Citrus oils are also finding new markets as biobased starting materials for innovative products that utilize the principles of Green Chemistry. "We fully expect the use of citrus oils for Green Chemistry and Engineering to increase due to their proven low carbon footprints and ability to replace petroleum-based products," asserted Mr. Leonard.
Citrus oils are unique in that the building blocks (carbon dioxide and water) come from the environment through photosynthesis and most uses return the carbon to the environment. This cycle is commonly called the closed carbon cycle for biomass and allows the LCA to track these building blocks from their origin in nature to their return to the environment or "cradle-to-cradle." This carbon neutral approach demonstrates the carbon neutrality associated with renewable citrus oils.

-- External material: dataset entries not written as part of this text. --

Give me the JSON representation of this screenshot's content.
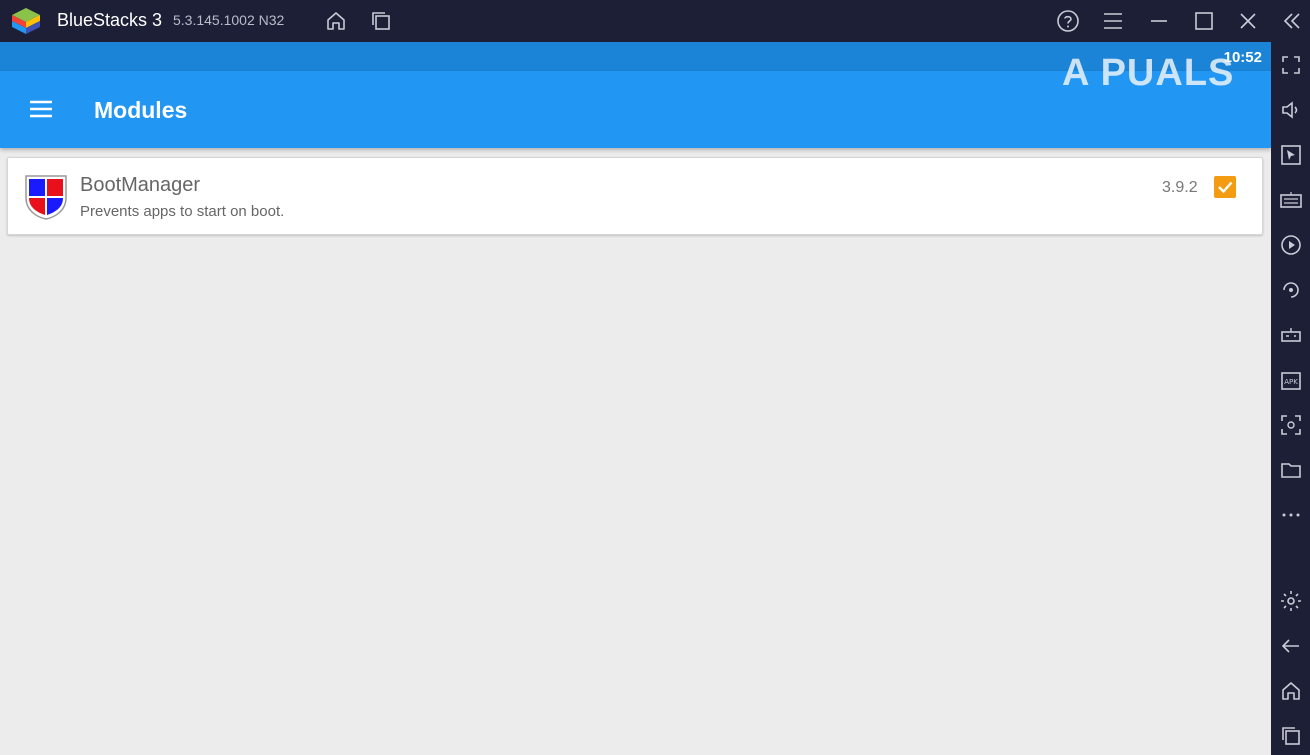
{
  "window": {
    "title": "BlueStacks 3",
    "version": "5.3.145.1002  N32"
  },
  "android": {
    "clock": "10:52",
    "watermark": "A PUALS",
    "appbar": {
      "title": "Modules"
    },
    "modules": [
      {
        "name": "BootManager",
        "description": "Prevents apps to start on boot.",
        "version": "3.9.2",
        "enabled": true
      }
    ]
  },
  "colors": {
    "titlebar": "#1c1f35",
    "statusbar": "#1b84d6",
    "appbar": "#2196f3",
    "checkbox": "#f39c12"
  },
  "icons": {
    "titlebar": [
      "bluestacks-logo",
      "home-icon",
      "multi-instance-icon",
      "help-icon",
      "menu-icon",
      "minimize-icon",
      "maximize-icon",
      "close-icon",
      "collapse-sidebar-icon"
    ],
    "sidebar": [
      "fullscreen-icon",
      "volume-icon",
      "pointer-icon",
      "keyboard-icon",
      "macro-icon",
      "rotate-icon",
      "gamepad-icon",
      "apk-install-icon",
      "screenshot-icon",
      "folder-icon",
      "more-icon",
      "settings-icon",
      "back-icon",
      "home-icon",
      "recents-icon"
    ]
  }
}
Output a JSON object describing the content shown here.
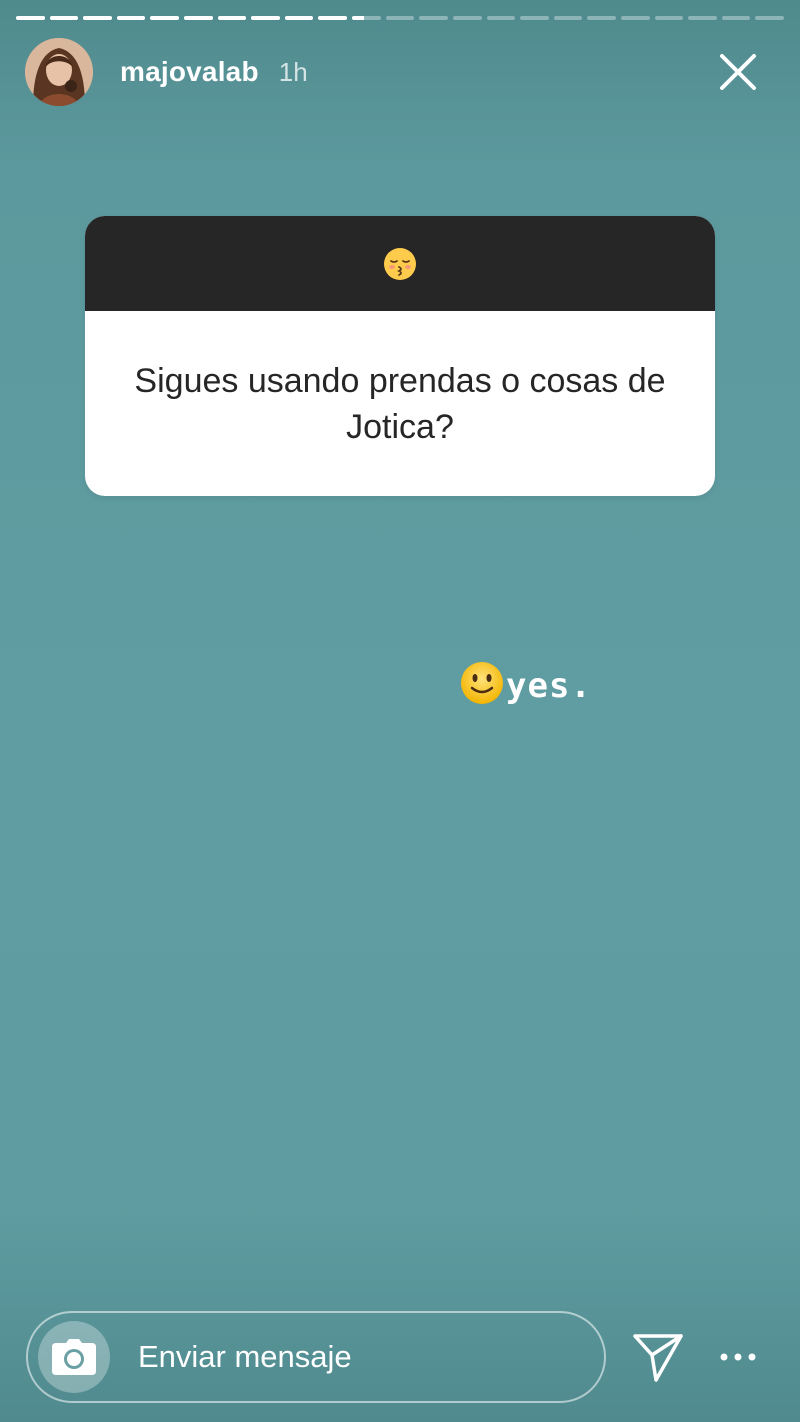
{
  "progress": {
    "segments": [
      1,
      1,
      1,
      1,
      1,
      1,
      1,
      1,
      1,
      1,
      0.4,
      0,
      0,
      0,
      0,
      0,
      0,
      0,
      0,
      0,
      0,
      0,
      0
    ]
  },
  "header": {
    "username": "majovalab",
    "time": "1h"
  },
  "card": {
    "emoji": "kissing-face-closed-eyes-icon",
    "question": "Sigues usando prendas o cosas de Jotica?"
  },
  "reply": {
    "emoji": "slightly-smiling-face-icon",
    "text": "yes."
  },
  "bottom": {
    "message_placeholder": "Enviar mensaje"
  },
  "colors": {
    "background": "#5f9da2",
    "card_header": "#262626",
    "card_body": "#ffffff",
    "text": "#262626"
  }
}
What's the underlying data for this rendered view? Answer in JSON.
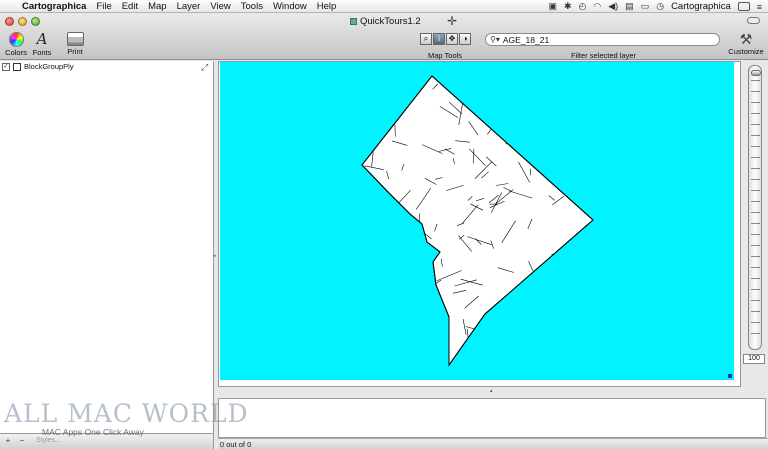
{
  "menubar": {
    "app_name": "Cartographica",
    "items": [
      "File",
      "Edit",
      "Map",
      "Layer",
      "View",
      "Tools",
      "Window",
      "Help"
    ],
    "status_app": "Cartographica"
  },
  "window": {
    "title": "QuickTours1.2"
  },
  "toolbar": {
    "colors_label": "Colors",
    "fonts_label": "Fonts",
    "print_label": "Print",
    "map_tools_label": "Map Tools",
    "filter_value": "AGE_18_21",
    "filter_label": "Filter selected layer",
    "customize_label": "Customize"
  },
  "layers": {
    "items": [
      {
        "name": "BlockGroupPly",
        "visible": true
      }
    ]
  },
  "left_footer": {
    "add": "+",
    "remove": "−",
    "styles": "Styles..."
  },
  "map": {
    "background_color": "#00f3ff",
    "shape_fill": "#ffffff",
    "shape_stroke": "#000000"
  },
  "zoom": {
    "value": "100"
  },
  "status": {
    "selection": "0 out of 0"
  },
  "watermark": {
    "title": "ALL MAC WORLD",
    "subtitle": "MAC Apps One Click Away"
  }
}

A key objective of performing the LCA was to provide a cradle-to-gate assessment of citrus agriculture, juice production and processing of citrus oils, employing the carbon neutral approach. The LCA follows the ISO 14040 Standard and uses the Carbon Trust’s PAS 2050 methodology to assess the global warming potential or carbon footprint of orange juice, cold pressed orange oil, 5-fold orange oil, orange terpenes and citrus terpenes more commonly called d-limonene.
The Building for Environmental and Economic Sustainability (BEES) impact assessment methodology was used to assess all the impact categories, further illustrating the lower environmental impact of citrus oils compared to petroleum-based products. Ultimately, the LCA showed that utilizing renewable and sustainable citrus oils promotes sustainable outcomes.